My friend Nate came over last week to help me do some work in the attic space in my father’s house. I had moved everything out and sorted it, and after we stripped everything out, there was a bare attic space.
Now, when I say bare, I mean bare. It is an unfinished attic – actually, it’s an unfinished second-floor room that acts as an attic. It had no electrical outlets and no heating pipes before. Now, it has nothing but the bare walls of the roof and the very basic wooden floor boards.
Now what?
Well, we noticed that some of the house had been re-insulated several years ago by some insulation experts. Nate and I weren’t quite sure what their insulation plan was, but we needed to know in order to know what to do about insulating the attic. The house has to fit together as a system. So, we poked around the background spaces on the second floor.
We found that there were spaces between the walls of the second-floor rooms and the outside roof of the house, spaces that someone could walk through and store things. We affectionately came up with a name for this space:
Gnome space.
The gnome space was very cold (our imaginary little friends are out of luck), but the walls of the inner rooms were insulated. This way, the warm inner rooms were separated from the cold gnome space. So, I thought that the attic would be separate from the gnome space, too, but I didn’t check. Nate made a quick closer check and thought the same thing. So, we thought, with some insulation, the attic could be prepared just to save some heat and to prep for finishing some time in the future, if someone wanted to.

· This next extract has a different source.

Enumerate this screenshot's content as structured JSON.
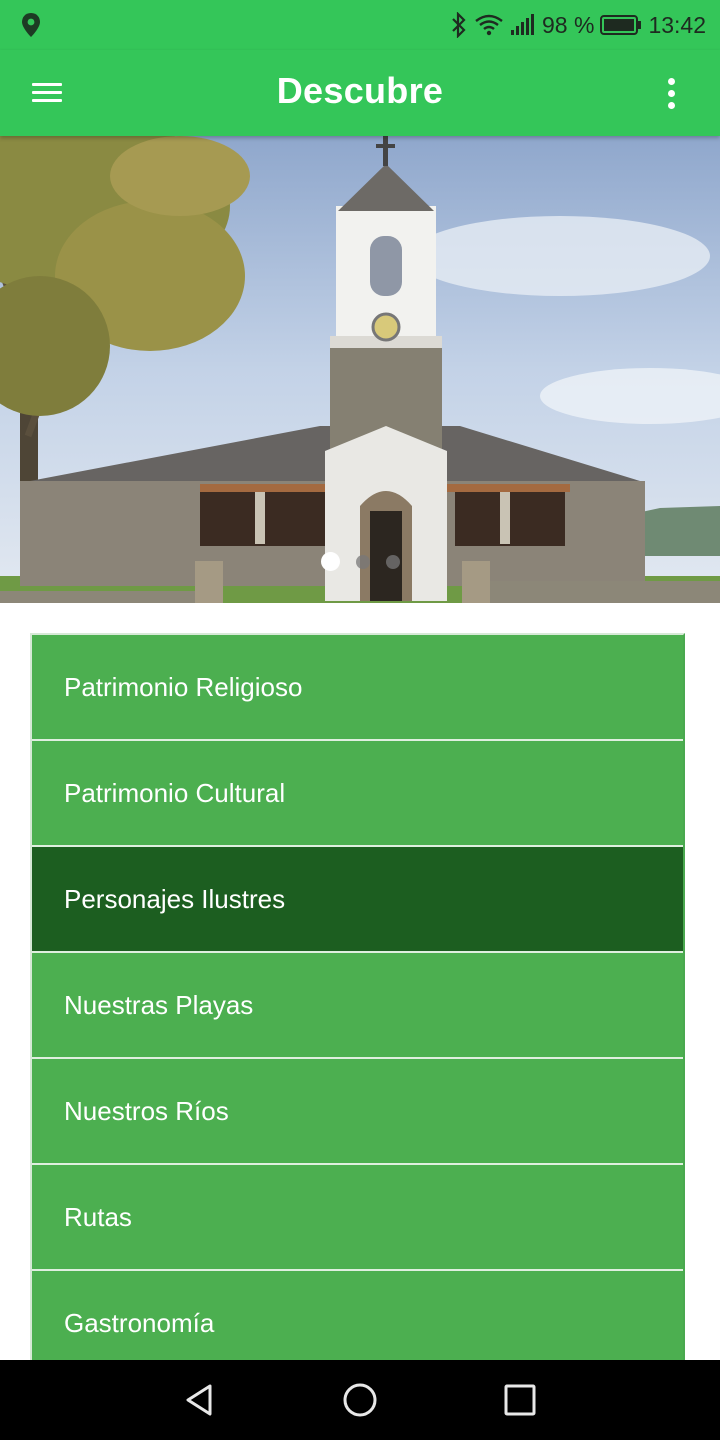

It seemed simple. We decided to insulate the attic.
We went and bought the insulation, and after we came back, I finished cleaning out the old, rotten insulation near where the attic joins the gnome space. As I dug more and more, I suddenly noticed something: the separation between the attic and the gnome space seemed to be very flexible. In fact, with one last push, I realized something:
The separation was no separation at all. It just looked like a separation.
The attic was connected to the gnome space! The attic was gnome space (our imaginary little friends are in luck)!

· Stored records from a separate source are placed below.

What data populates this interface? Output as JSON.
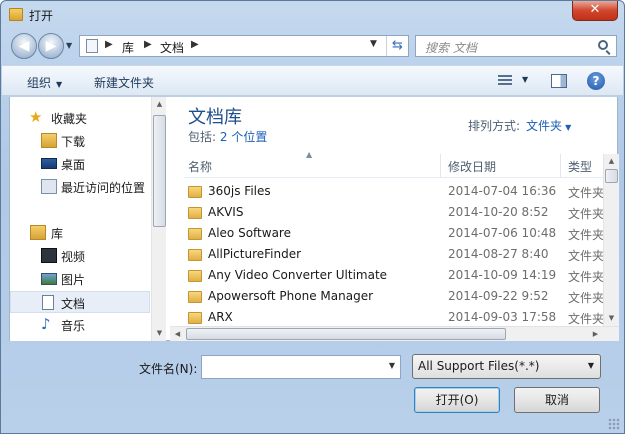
{
  "window": {
    "title": "打开",
    "close_label": "✕"
  },
  "navbar": {
    "back_label": "◀",
    "forward_label": "▶",
    "breadcrumb": [
      "库",
      "文档"
    ],
    "breadcrumb_sep": "▶",
    "search_placeholder": "搜索 文档"
  },
  "toolbar": {
    "organize_label": "组织",
    "new_folder_label": "新建文件夹",
    "help_label": "?"
  },
  "sidebar": {
    "favorites": [
      {
        "label": "收藏夹",
        "icon": "star-icon"
      },
      {
        "label": "下载",
        "icon": "downloads-folder-icon"
      },
      {
        "label": "桌面",
        "icon": "desktop-icon"
      },
      {
        "label": "最近访问的位置",
        "icon": "recent-places-icon"
      }
    ],
    "libraries": [
      {
        "label": "库",
        "icon": "library-icon"
      },
      {
        "label": "视频",
        "icon": "video-icon"
      },
      {
        "label": "图片",
        "icon": "picture-icon"
      },
      {
        "label": "文档",
        "icon": "document-icon",
        "selected": true
      },
      {
        "label": "音乐",
        "icon": "music-icon"
      }
    ]
  },
  "library": {
    "title": "文档库",
    "includes_label": "包括:",
    "locations_link": "2 个位置",
    "arrange_label": "排列方式:",
    "arrange_value": "文件夹"
  },
  "columns": {
    "name": "名称",
    "date": "修改日期",
    "type": "类型"
  },
  "files": [
    {
      "name": "360js Files",
      "date": "2014-07-04 16:36",
      "type": "文件夹"
    },
    {
      "name": "AKVIS",
      "date": "2014-10-20 8:52",
      "type": "文件夹"
    },
    {
      "name": "Aleo Software",
      "date": "2014-07-06 10:48",
      "type": "文件夹"
    },
    {
      "name": "AllPictureFinder",
      "date": "2014-08-27 8:40",
      "type": "文件夹"
    },
    {
      "name": "Any Video Converter Ultimate",
      "date": "2014-10-09 14:19",
      "type": "文件夹"
    },
    {
      "name": "Apowersoft Phone Manager",
      "date": "2014-09-22 9:52",
      "type": "文件夹"
    },
    {
      "name": "ARX",
      "date": "2014-09-03 17:58",
      "type": "文件夹"
    }
  ],
  "bottom": {
    "filename_label": "文件名(N):",
    "filename_value": "",
    "filter_value": "All Support Files(*.*)",
    "open_label": "打开(O)",
    "cancel_label": "取消"
  }
}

Not only that, but once I peaked from the attic into the gnome space, I understood in an instant everything that the insulation experts had done, why they did it. I understood why there was one less air vent on one side of the house, why there was so much insulation on one wall in the attic, all the subtle things that had made me wonder. Everything now made sense.

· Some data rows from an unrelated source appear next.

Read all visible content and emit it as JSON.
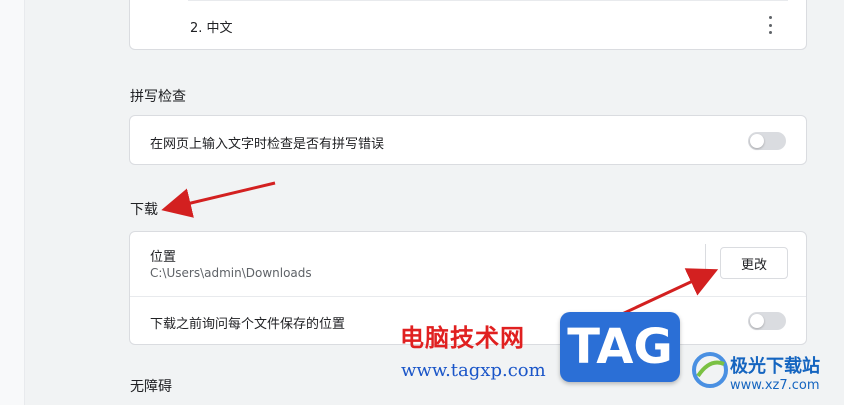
{
  "languages": {
    "item_2": "2. 中文",
    "more_icon": "more-vert-icon"
  },
  "spellcheck": {
    "title": "拼写检查",
    "row_text": "在网页上输入文字时检查是否有拼写错误",
    "toggle_on": false
  },
  "downloads": {
    "title": "下载",
    "location_label": "位置",
    "location_path": "C:\\Users\\admin\\Downloads",
    "change_button": "更改",
    "ask_text": "下载之前询问每个文件保存的位置",
    "ask_toggle_on": false
  },
  "accessibility": {
    "title": "无障碍"
  },
  "watermark": {
    "site_name_cn": "电脑技术网",
    "site_url": "www.tagxp.com",
    "tag_text": "TAG",
    "brand_name": "极光下载站",
    "brand_url": "www.xz7.com"
  },
  "colors": {
    "background": "#f1f3f4",
    "card": "#ffffff",
    "border": "#dadce0",
    "annotation_arrow": "#d32020",
    "toggle_off": "#dadce0"
  }
}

Now we knew what had to be done.
No insulation for the attic.
Now we were going to complete the unfinished floor of the attic. Floorboards for the attic.
You know, the whole, entire mission changed on that one discovery. It changed one hundred and eighty degrees. What had started out as an insulation job became a floorboard job.
When John and Peter came to the empty tomb after the Resurrection, it wasn’t until they went into the tomb and looked closely that John got it. See, the burial clothes harden into a cocoon because of the one hundred pounds of burial goop that was used in putting them on. It’s like a hardened mummy-shell. So, in the dark on the next morning, a person peaking into the tomb would vaguely see the cocoon and very reasonably suppose that the body was still there inside it. It wasn’t until they could get up close and see that the cocoon was empty that John understood.
There was a cocoon – but no body.
How can you have the cocoon intact and no body in it? Only God can do that.
In that instant, he understood the Resurrection. And, he understood everything that God had done, the coming in human flesh, the teachings and healings, the discipleship, the crucifixion and death. Once he got the Resurrection, He got it all. Then the other disciple, who reached the tomb first, also went in, and he saw and believed; for as yet they did not know the scripture, that he must rise from the dead. (Jn 20:8-9)
And for John the whole mission changed one hundred and eighty degrees. It was no longer an insulation mission, locked away in fear. Now, it was going forward in confidence, finishing the base that the Lord had started.
The Lord invites us to go into the cold, neglected places in our life. Not to just peek in, but to go in and investigate, up close. He wants us to see something very important. He wants to show us a miracle. He wants to personally show us the Resurrection.
Why?
Because when you get that, all His work makes sense.
Then, life’s mission changes.
It’s no longer an insulation job. It’s a floorboard job.